🤖 AI Summary
Prior work treats chain-of-thought (CoT) reasoning as merely augmenting computational steps; its impact on the representational capacity of neural language models remains theoretically uncharacterized.
Method: We formalize CoT reasoning within a probabilistic modeling framework, analyzing recurrent neural networks and Transformers augmented with CoT under probabilistic Turing machine semantics.

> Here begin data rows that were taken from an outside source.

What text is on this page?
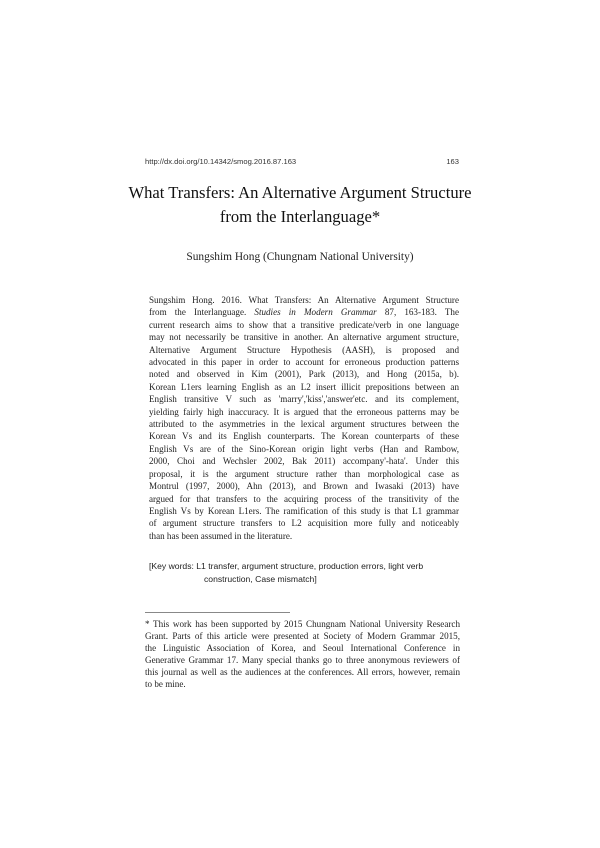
http://dx.doi.org/10.14342/smog.2016.87.163	163
What Transfers: An Alternative Argument Structure
from the Interlanguage*
Sungshim Hong (Chungnam National University)

Sungshim Hong. 2016. What Transfers: An Alternative Argument Structure
from the Interlanguage. Studies in Modern Grammar 87, 163-183. The
current research aims to show that a transitive predicate/verb in one language
may not necessarily be transitive in another. An alternative argument structure,
Alternative Argument Structure Hypothesis (AASH), is proposed and
advocated in this paper in order to account for erroneous production patterns
noted and observed in Kim (2001), Park (2013), and Hong (2015a, b).
Korean L1ers learning English as an L2 insert illicit prepositions between an
English transitive V such as 'marry','kiss','answer'etc. and its complement,
yielding fairly high inaccuracy. It is argued that the erroneous patterns may be
attributed to the asymmetries in the lexical argument structures between the
Korean Vs and its English counterparts. The Korean counterparts of these
English Vs are of the Sino-Korean origin light verbs (Han and Rambow,
2000, Choi and Wechsler 2002, Bak 2011) accompany'-hata'. Under this
proposal, it is the argument structure rather than morphological case as
Montrul (1997, 2000), Ahn (2013), and Brown and Iwasaki (2013) have
argued for that transfers to the acquiring process of the transitivity of the
English Vs by Korean L1ers. The ramification of this study is that L1 grammar
of argument structure transfers to L2 acquisition more fully and noticeably
than has been assumed in the literature.

[Key words: L1 transfer, argument structure, production errors, light verb
construction, Case mismatch]

* This work has been supported by 2015 Chungnam National University Research
Grant. Parts of this article were presented at Society of Modern Grammar 2015,
the Linguistic Association of Korea, and Seoul International Conference in
Generative Grammar 17. Many special thanks go to three anonymous reviewers of
this journal as well as the audiences at the conferences. All errors, however, remain
to be mine.
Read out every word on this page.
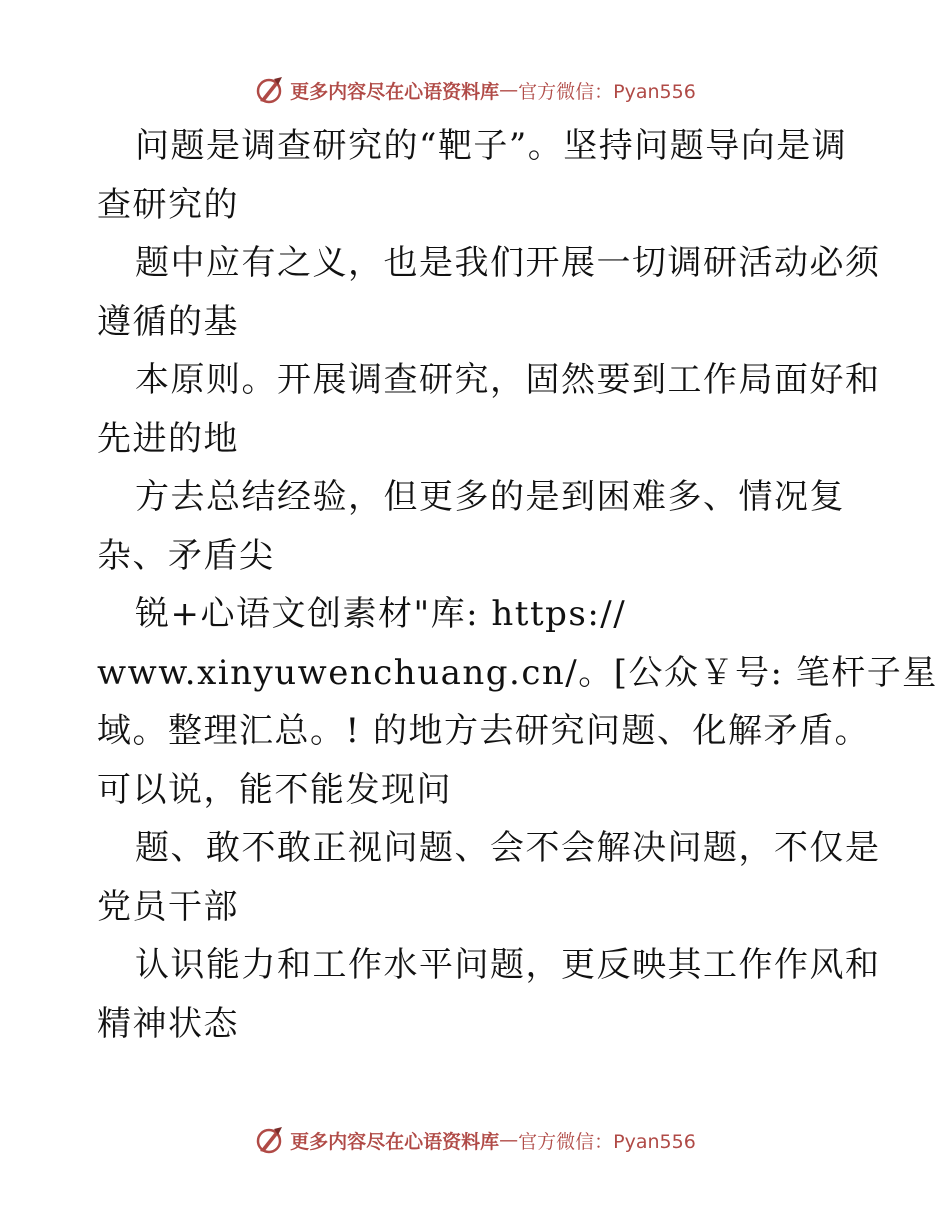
更多内容尽在心语资料库 — 官方微信：Pyan556
问题是调查研究的“靶子”。坚持问题导向是调
查研究的
题中应有之义，也是我们开展一切调研活动必须
遵循的基
本原则。开展调查研究，固然要到工作局面好和
先进的地
方去总结经验，但更多的是到困难多、情况复
杂、矛盾尖
锐+心语文创素材"库: https://
www.xinyuwenchuang.cn/。[公众￥号: 笔杆子星
域。整理汇总。! 的地方去研究问题、化解矛盾。
可以说，能不能发现问
题、敢不敢正视问题、会不会解决问题，不仅是
党员干部
认识能力和工作水平问题，更反映其工作作风和
精神状态
更多内容尽在心语资料库 — 官方微信：Pyan556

Contribution/Results: We prove that CoT-augmented models can exactly represent the string distribution generated by any probabilistic Turing machine—establishing probabilistic Turing completeness. This refutes the categorical error of equating language models with deterministic Turing machines and reveals CoT’s core function: expanding expressivity over complex stochastic languages. By integrating probabilistic language modeling, formal language theory, and computability analysis, our work provides the first rigorous theoretical characterization of CoT’s representational power and fundamental capability boundaries.
📝 Abstract
The performance of modern language models (LMs) has been improved by chain-of-thought (CoT) reasoning, i.e., the process of generating intermediate results that guide the model towards a final answer. A possible explanation for this improvement is that CoT reasoning extends an LM's computational power, as RNNs and transformers with additional scratch space are known to be Turing complete. Comparing LMs to Turing machines, however, introduces a category error - Turing machines decide language membership, whereas LMs define distributions over strings. To bridge this gap, we formalize CoT reasoning in a probabilistic setting. We present several results on the representational capacity of recurrent and transformer LMs with CoT reasoning, showing that they can represent the same family of distributions over strings as probabilistic Turing machines.